There are also examples of suites in jazz :
- Duke Ellington : Shakespearean Suite , 1957; Toot Suite , 1958; The Ellington Suites (including Queens Suite ), 1959.
- Oscar Peterson : Canadiana Suite , 1964.
- Keith Jarrett : The Survivors Suite , 1976/1977.
Suite-like forms of presentation developed outside of Europe, such as the Radif in the Iranian cultural area.
- Frances Mattingly, Reginald Smith Brindle: Foreword to Antonio Casteliono : Intabolatura de leuto de diversi autori. (1536). Trascrizione in notazione moderna di Reginald Smith Brindle. Edizioni Suvini Zerboni, Milan (1974) 1978, p. XII.
- Konrad Ragossnig : Manual of the guitar and lute. Schott, Mainz 1978, ISBN 3-7957-2329-9 , p. 116.
- Adalbert Quadt (ed.): Lute music from the Renaissance. According to tablature ed. by Adalbert Quadt. Volume 1 ff. Deutscher Verlag für Musik, Leipzig 1967 ff .; 4th edition, ibid. 1968, Volume 2, Preface (1967).

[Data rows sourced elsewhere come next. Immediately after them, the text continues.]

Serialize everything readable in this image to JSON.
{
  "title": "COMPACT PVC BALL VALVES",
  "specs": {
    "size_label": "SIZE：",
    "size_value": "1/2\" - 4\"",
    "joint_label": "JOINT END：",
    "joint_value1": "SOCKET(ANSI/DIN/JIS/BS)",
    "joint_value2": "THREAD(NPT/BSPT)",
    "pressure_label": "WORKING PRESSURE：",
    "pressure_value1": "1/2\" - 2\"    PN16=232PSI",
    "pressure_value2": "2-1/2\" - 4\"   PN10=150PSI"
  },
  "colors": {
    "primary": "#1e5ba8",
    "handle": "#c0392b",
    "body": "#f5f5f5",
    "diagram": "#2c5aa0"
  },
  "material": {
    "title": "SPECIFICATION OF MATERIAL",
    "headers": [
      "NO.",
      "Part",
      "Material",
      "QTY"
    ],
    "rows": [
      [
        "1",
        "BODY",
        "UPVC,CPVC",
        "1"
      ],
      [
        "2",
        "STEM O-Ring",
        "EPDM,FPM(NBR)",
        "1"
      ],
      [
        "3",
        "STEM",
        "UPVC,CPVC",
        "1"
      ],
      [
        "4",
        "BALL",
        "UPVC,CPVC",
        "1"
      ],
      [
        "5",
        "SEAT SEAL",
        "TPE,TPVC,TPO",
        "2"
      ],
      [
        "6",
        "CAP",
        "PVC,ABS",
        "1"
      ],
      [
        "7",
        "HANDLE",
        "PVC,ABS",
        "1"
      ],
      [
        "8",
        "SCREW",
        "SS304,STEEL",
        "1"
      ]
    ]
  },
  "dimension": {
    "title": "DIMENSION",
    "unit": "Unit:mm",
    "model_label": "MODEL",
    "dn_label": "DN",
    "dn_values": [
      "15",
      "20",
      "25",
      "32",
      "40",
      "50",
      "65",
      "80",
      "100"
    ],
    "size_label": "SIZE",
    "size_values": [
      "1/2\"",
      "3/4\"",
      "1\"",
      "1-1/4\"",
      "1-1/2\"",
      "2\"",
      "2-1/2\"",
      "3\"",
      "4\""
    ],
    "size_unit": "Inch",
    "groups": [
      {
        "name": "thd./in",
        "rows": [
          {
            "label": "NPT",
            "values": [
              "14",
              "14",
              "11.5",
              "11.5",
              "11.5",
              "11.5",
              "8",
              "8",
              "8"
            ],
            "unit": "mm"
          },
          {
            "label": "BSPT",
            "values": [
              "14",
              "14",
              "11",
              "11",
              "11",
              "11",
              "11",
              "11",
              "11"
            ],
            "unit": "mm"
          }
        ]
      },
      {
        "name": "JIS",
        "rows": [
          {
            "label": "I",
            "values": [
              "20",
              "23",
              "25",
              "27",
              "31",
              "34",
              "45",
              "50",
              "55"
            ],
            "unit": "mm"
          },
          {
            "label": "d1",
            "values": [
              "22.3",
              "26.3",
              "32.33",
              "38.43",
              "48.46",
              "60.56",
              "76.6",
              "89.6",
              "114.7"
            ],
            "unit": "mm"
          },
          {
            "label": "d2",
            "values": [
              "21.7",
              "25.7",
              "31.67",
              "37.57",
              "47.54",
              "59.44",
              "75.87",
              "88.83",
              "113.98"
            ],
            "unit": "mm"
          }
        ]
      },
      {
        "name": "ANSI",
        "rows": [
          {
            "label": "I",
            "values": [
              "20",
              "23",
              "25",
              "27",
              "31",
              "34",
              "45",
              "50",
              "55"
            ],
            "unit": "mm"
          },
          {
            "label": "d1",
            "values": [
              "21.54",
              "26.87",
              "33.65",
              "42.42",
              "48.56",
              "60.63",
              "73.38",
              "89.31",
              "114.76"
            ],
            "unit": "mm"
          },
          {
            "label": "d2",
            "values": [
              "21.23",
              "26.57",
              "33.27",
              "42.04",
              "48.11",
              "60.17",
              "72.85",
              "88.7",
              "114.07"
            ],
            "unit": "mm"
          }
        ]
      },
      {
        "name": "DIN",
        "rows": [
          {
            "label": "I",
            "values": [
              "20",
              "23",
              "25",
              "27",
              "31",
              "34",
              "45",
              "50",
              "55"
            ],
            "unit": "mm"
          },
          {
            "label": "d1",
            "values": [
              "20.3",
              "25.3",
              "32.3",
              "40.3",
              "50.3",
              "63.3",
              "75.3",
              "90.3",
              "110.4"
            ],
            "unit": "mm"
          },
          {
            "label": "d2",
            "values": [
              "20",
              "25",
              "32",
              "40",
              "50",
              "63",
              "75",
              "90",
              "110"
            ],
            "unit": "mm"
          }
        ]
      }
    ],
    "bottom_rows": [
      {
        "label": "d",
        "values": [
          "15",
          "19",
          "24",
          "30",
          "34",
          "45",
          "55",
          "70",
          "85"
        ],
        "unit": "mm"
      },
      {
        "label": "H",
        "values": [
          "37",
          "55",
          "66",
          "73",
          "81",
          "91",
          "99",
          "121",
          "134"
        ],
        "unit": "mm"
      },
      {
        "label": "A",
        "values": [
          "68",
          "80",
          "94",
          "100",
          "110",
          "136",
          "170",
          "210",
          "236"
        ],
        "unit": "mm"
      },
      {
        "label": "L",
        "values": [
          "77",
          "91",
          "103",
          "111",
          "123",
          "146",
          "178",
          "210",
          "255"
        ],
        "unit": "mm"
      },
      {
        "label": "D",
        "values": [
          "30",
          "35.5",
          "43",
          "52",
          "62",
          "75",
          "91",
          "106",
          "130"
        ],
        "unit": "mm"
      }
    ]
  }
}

- Adalbert Quadt (ed.): Guitar music from the 16th to 18th centuries Century. According to tablature ed. by Adalbert Quadt. Volume 1-4. Deutscher Verlag für Musik, Leipzig 1970 ff., Volume 2, 3rd edition, ibid. 1972, Foreword (1971), and (Examples of anonymous suites and parts) Volume 3, pp. 15-21, 27-29 and 33-35 as well as ( Suite by François Campion) pp. 40–43 and (four suites by Robert de Visée) pp. 46–60.
- Friedrich Blume : Studies on the prehistory of the orchestral suite in the 15th and 16th centuries. Leipzig 1925, p. 67 ff., 96 f. and 122 ff.
- Hans Dagobert Bruger (Ed.): Pierre Attaignant. Two and three-part solo pieces for the lute. 1926, p. 11 f. (Author possibly "PB") and 33.
- See for example Adalbert Quadt (ed.): Guitar music of the 16th – 18th centuries. Century. 4 volumes. Edited from tablature. Deutscher Verlag für Musik, Leipzig 1970–1984, Volume 1, pp. 26–54, Volume 3, pp. 40–60, and Volume 4, pp. 1–14 and 26–47.
- In Chambonnières, d'Anglebert, Élisabeth Jacquet de la Guerre , Lebègue , Marchand and others. a.